QuoteWhen the optimizer is enabled, stuff like inlining can eliminate pass-by-value completely, since nothing is passed at all. I might even do crazy stuff like turn a pass-by-value into pass-by-const-reference for all I know, but it can only do so if you do not modify the value

That is what I referred to. Inlining is done already at -o1 for GCC. That in conjunction with various copy propagation methods ought to do the job.

The other optimisation is copy elision, which is on by default in GCC.

Isn't the const& just an instruction to the compiler that the value isn't changed in this scope, ie it doesn't matter if it's a constant reference or any other pointer if the compiler can establish that it is not meddled with? Which it was certain of in the first place to do copy elision. Why then change specifically into a pass-by-const-reference, as you mentioned?

Ters

Quote from: sdog on December 31, 2016, 01:21:44 AM
Isn't the const& just an instruction to the compiler that the value isn't changed in this scope, ie it doesn't matter if it's a constant reference or any other pointer if the compiler can establish that it is not meddled with? Which it was certain of in the first place to do copy elision. Why then change specifically into a pass-by-const-reference, as you mentioned?

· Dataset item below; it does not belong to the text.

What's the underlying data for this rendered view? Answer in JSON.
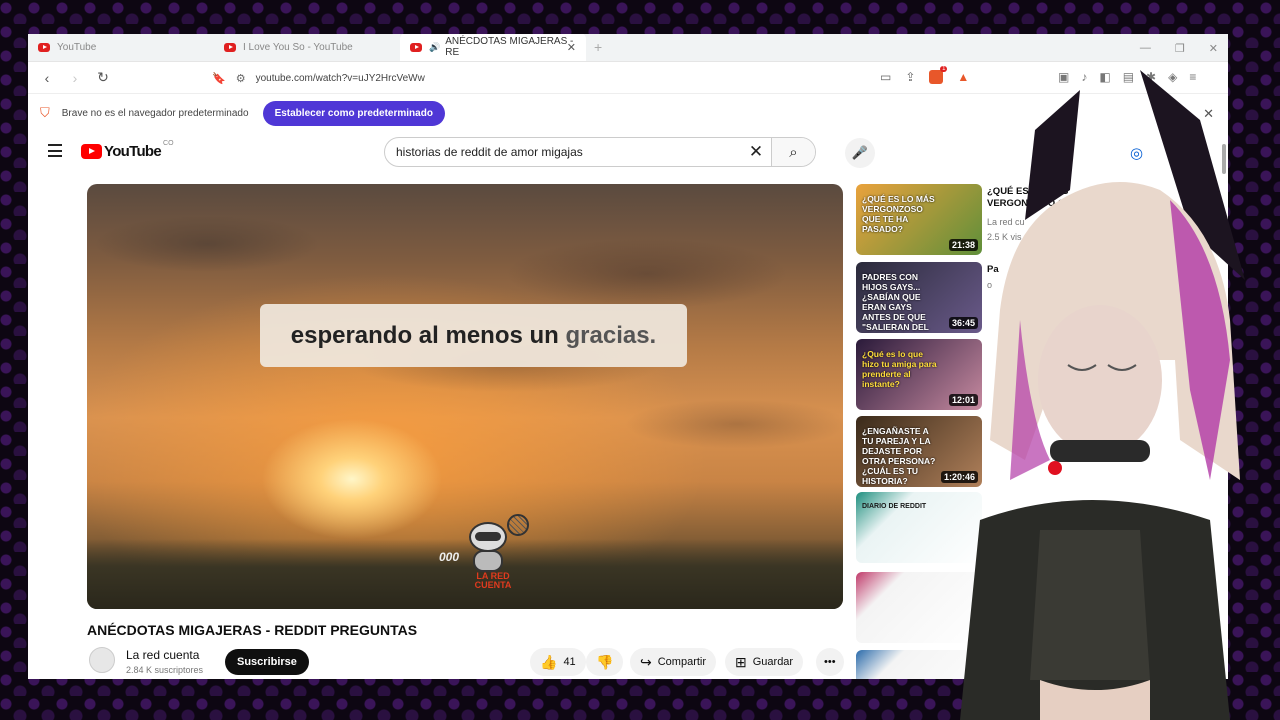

I think it is more of an instruction to the compiler to forbid you from changing the value. (const also predates const&, which affects how the latter works.) Of course, that means that the compiler can make some assumptions. However, the programmer can pull the rug out from underneath the compiler by casting away the const-ness and changing the value nonetheless. Even without casting away the const-ness, the value can change, so I'm not sure how many assumptions the compiler can make.

int a = 1;
const int &b = a;
a = 2;
// b has now changed value

However, values changing outside the "regular" program flow is what the volatile keyword is for. There are also some aliasing rules, which I know little about, having only seen the compiler complain about them being violated a few times, and I think that has been when compiling code I have nothing to do with.

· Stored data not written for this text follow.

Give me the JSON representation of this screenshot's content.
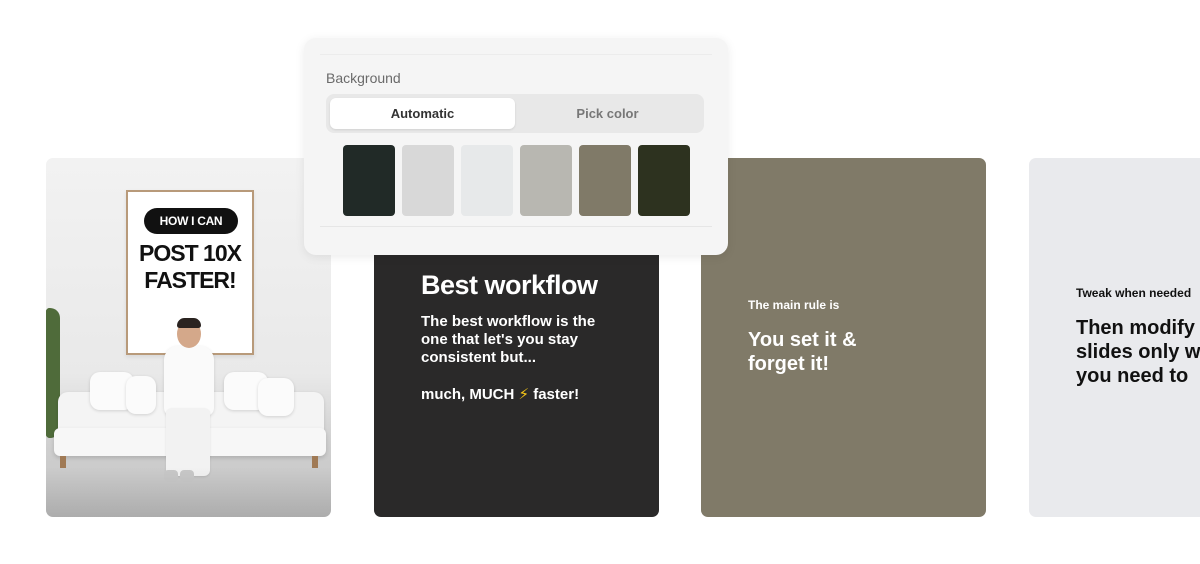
{
  "panel": {
    "label": "Background",
    "tabs": [
      "Automatic",
      "Pick color"
    ],
    "active_tab": "Automatic",
    "swatches": [
      "#212a27",
      "#d8d8d8",
      "#e7e9ea",
      "#b8b7b1",
      "#807a68",
      "#2d321f"
    ]
  },
  "slides": [
    {
      "pill": "HOW I CAN",
      "poster_line1": "POST 10X",
      "poster_line2": "FASTER!"
    },
    {
      "background": "#2a2929",
      "title": "Best workflow",
      "body": "The best workflow is the one that let's you stay consistent but...",
      "body2_prefix": "much, MUCH ",
      "body2_icon": "⚡",
      "body2_suffix": " faster!"
    },
    {
      "background": "#807a68",
      "small": "The main rule is",
      "big": "You set it & forget it!"
    },
    {
      "background": "#e9eaed",
      "small": "Tweak when needed",
      "big": "Then modify slides only when you need to"
    }
  ]
}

I do not know of any cases where pass-by-value is turned into pass-by-const-reference, I just can't rule it out. I do however know of one case that could be considered pass-by-value being turned into a pass-by-reference (note no const), and that is for the return value. If the return value is too big to fit in a register, the caller will allocate memory for it and pass a reference to the callee. So that

big_struct func() {
  big_struct retval;
  ...
  return retval;
}

is implemented more or less identically as

void func(big_struct &retval) {
  ...
}

in machine code. This happens even when not optimizing. (Optimizing may modify it further. Maybe even put it back into a register if the optimizer figures out it big_struct can be turned into a vector value, but that seems unlikely.)

DrSuperGood

The const keyword tells the compiler that the value cannot change. This has technical implications with regard to the compiled code.

Quote
However, the programmer can pull the rug out from underneath the compiler by casting away the const-ness and changing the value nonetheless. Even without casting away the const-ness, the value can change, so I'm not sure how many assumptions the compiler can make.
No the programmer cannot disregard const, at least sanely. Doing so can cause undefined and compiler specific behaviour to occur. In a lot of cases it will even cause a crash.

The reason const cast exists is as a hacky work around for improperly designed APIs when you are absolutely certain that a const value is just a constant view of a dynamic value.

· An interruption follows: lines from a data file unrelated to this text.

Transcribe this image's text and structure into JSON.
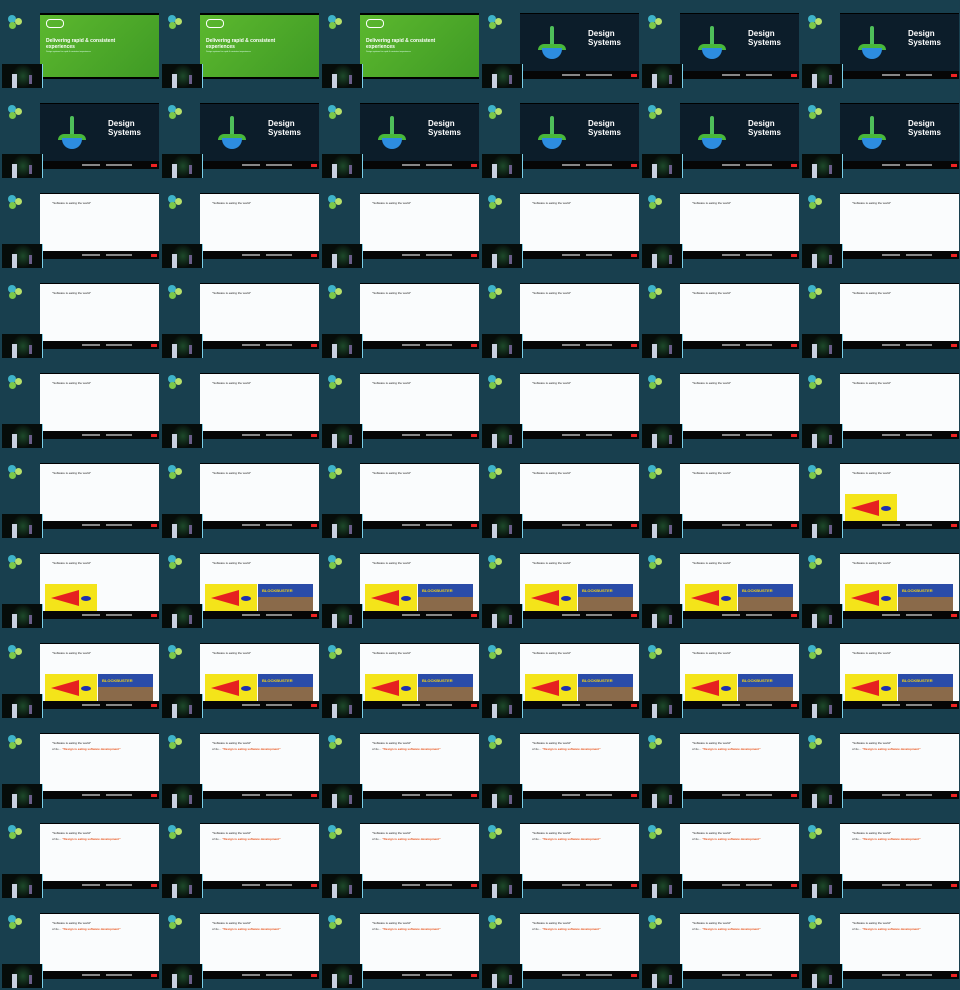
{
  "slides": {
    "green": {
      "title": "Delivering rapid & consistent experiences",
      "subtitle": "Design systems for rapid & consistent experiences"
    },
    "design": {
      "title": "Design Systems"
    },
    "software": {
      "quote": "\"Software is eating the world\""
    },
    "design_eating": {
      "prefix": "while...",
      "quote": "\"Design is eating software development\""
    },
    "blockbuster": {
      "sign": "BLOCKBUSTER"
    }
  },
  "colors": {
    "background": "#173e4d",
    "green_slide": "#4caa28",
    "dark_slide": "#0c1d2a",
    "accent_orange": "#e8531c"
  },
  "frames": [
    "green",
    "green",
    "green",
    "design",
    "design",
    "design",
    "design",
    "design",
    "design",
    "design",
    "design",
    "design",
    "software",
    "software",
    "software",
    "software",
    "software",
    "software",
    "software",
    "software",
    "software",
    "software",
    "software",
    "software",
    "software",
    "software",
    "software",
    "software",
    "software",
    "software",
    "software",
    "software",
    "software",
    "software",
    "software",
    "netflix",
    "netflix",
    "netflix_blockbuster",
    "netflix_blockbuster",
    "netflix_blockbuster",
    "netflix_blockbuster",
    "netflix_blockbuster",
    "netflix_blockbuster",
    "netflix_blockbuster",
    "netflix_blockbuster",
    "netflix_blockbuster",
    "netflix_blockbuster",
    "netflix_blockbuster",
    "design_eating",
    "design_eating",
    "design_eating",
    "design_eating",
    "design_eating",
    "design_eating",
    "design_eating",
    "design_eating",
    "design_eating",
    "design_eating",
    "design_eating",
    "design_eating",
    "design_eating",
    "design_eating",
    "design_eating",
    "design_eating",
    "design_eating",
    "design_eating"
  ]
}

In some compilers non dynamic const values go to ROM storage which does not even share the same address range as the dynamic RAM storage. No instructions exist to modify such constant data (as it is ROM...) and using a const cast will either throw a compile time warning or might result in some arbitrary address inside RAM being corrupted. In virtual memory mapped computer systems, such as most modern operating systems, compile time const values might be placed in read only pages so attempting to modify a value will throw a security exception and crash the application.

When something is marked as const it is not a suggestion that it should not be modified, it is more a suggestion it cannot be modified. Disregarding this suggestion is not recommended.